6.3.2024 – societies’ sake

societies’ sake
free from tyrants, exploiters
and legalized frauds

Adapted from:

The free man willing to pay and struggle and die
for the freedom for himself and others
Knowing how far to subject himself to discipline
and obedience for the sake of an ordered society
free from tyrants, exploiters and
legalized frauds

As published in The people, yes by Carl Sandburg, New York, Harcourt, Brace and Co., 1936.

Such interesting words get strung together.

Discipline.

Obedience.

Tyrants.

Exploiters

Legalized frauds.

Mr. Sandburg did not have access to social media that’s for sure.
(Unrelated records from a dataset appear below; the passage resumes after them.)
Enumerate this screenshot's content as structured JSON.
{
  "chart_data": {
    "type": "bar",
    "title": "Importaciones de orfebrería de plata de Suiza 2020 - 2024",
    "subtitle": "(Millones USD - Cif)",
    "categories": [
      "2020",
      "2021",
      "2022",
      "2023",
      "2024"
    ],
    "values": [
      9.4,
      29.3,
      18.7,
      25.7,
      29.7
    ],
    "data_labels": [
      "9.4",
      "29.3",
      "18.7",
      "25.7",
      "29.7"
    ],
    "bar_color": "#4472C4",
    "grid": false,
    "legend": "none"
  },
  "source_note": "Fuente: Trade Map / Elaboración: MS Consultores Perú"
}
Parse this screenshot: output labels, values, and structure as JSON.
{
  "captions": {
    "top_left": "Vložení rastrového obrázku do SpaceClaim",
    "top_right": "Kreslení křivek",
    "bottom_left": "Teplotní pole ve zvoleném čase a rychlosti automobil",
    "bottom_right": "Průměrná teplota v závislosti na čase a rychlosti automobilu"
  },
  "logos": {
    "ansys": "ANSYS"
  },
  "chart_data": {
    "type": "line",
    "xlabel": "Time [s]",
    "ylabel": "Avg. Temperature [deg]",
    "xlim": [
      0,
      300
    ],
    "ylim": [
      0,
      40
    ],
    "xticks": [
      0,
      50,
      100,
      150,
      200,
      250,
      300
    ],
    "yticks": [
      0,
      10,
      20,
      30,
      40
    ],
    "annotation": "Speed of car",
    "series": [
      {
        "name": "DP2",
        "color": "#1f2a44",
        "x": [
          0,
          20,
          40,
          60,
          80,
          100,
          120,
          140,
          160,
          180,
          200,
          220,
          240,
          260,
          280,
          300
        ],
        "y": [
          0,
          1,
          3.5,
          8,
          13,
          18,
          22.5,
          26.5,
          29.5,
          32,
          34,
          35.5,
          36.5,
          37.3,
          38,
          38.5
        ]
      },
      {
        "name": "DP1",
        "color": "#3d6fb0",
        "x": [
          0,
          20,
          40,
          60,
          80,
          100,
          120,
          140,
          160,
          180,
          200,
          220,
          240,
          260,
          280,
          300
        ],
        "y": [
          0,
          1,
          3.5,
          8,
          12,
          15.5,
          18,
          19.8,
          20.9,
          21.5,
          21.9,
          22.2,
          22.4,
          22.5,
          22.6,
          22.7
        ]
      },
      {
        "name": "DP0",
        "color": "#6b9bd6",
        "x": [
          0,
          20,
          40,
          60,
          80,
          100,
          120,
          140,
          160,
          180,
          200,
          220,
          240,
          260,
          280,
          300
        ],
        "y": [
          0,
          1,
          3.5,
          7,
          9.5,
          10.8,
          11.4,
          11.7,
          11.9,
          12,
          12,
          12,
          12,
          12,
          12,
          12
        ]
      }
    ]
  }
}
5.29.2024 – sailing free sky blue

sailing free sky blue
sailing changing and sailing
let me have spring dreams

Spring Clouds – May 2024 – Broad River at Robert Smalls Parkway

Drift, and drift on, white ships.
Sailing the free sky blue, sailing and changing and sailing,
Oh, I remember in the blood of my dreams how they sang before me.
Oh, they were men and women who got money for their work, money or love or dreams.
Sail on, white ships.
Let me have spring dreams.

From Carlovingian Dreams as published in Smoke and Steel by Carl Sandburg, New York, Harcourt Brace, 1920

3.18.2024 – fresh and fair come back

fresh and fair come back
hang over pasture and road
lowland grasses rise

From the poem, Uplands as published in Chicago Poems by Carl Sandburg (Henry Holt and Company, 1916).

Wonder as of old things
Fresh and fair come back
Hangs over pasture and road.
Lush in the lowland grasses rise
And upland beckons to upland.
The great strong hills are humble.

According to National Wildlife Federation Website, The Southern Live Oak “…Unlike most oak trees, which are deciduous, southern live oaks are nearly evergreen. They replace their leaves over a short period of several weeks in the spring.

Southern live oaks are fast-growing trees, but their growth rate slows with age. They may reach close to their maximum trunk diameter within 70 years. The oldest live oaks in the country are estimated to be between several hundred to more than a thousand years old.”

Wonder of old things.

Fresh and fair come back.

You can walk under them in the Spring time and your feet rustle in the fresh fallen leaves of the same Spring time along the Spanish Moss Trail in Beaufort County, South Carolina.

The trail is a rails-to-trails project that follows a track of a small South Carolina Railroad line through the salt marshes and live oaks of the South Carolina Low Country.

What was the name of that railroad you ask?

What else but the Magnolia Line.

3.1.2024 – sea is never still

sea is never still
pounds on the shore restless as
a young heart, hunting

THE sea is never still.
It pounds on the shore
Restless as a young heart,
Hunting.

The sea speaks
And only the stormy hearts
Know what it says:
It is the face
of a rough mother speaking.

The sea is young.
One storm cleans all the hoar
And loosens the age of it.
I hear it laughing, reckless.

They love the sea,
Men who ride on it
And know they will die
Under the salt of it

Let only the young come,
Says the sea.

Let them kiss my face
And hear me.
I am the last word
And I tell
Where storms and stars come from.

From The Young Sea in Chicago Poems by Carl Sandburg (Henry Holt and Company, 1916).

2.13.2024 – a captured sunrise

a captured sunrise
fire and gold of sky and sea
bannered with fire, gold

Based on the poem, Monotone by Carl Sandburg as printed in Chicago Poems (H. Holt and Company, New York, 1916), the section titled, Fog and Fires.

The poem reads:

  The monotone of the rain is beautiful,
And the sudden rise and slow relapse
Of the long multitudinous rain.

  The sun on the hills is beautiful,
Or a captured sunset sea-flung,
Bannered with fire and gold.

  A face I know is beautiful —
With fire and gold of sky and sea,
And the peace of long warm rain.

It rained all yesterday.

It rained all last night.

A long multitudinous rain.

This morning as I drove over the Cross Island Parkway bridge, the sun broke through, and bannered the sky with fire and gold.

Sometimes I feel a little goofy, sheepish maybe, that so many times I have used photos of the sunrise from this bridge.

But all times, I know I would feel worse if I crossed that bridge and didn’t notice anything special.

As for turning to the word painting of Mr. Sandburg for content, I make no apology.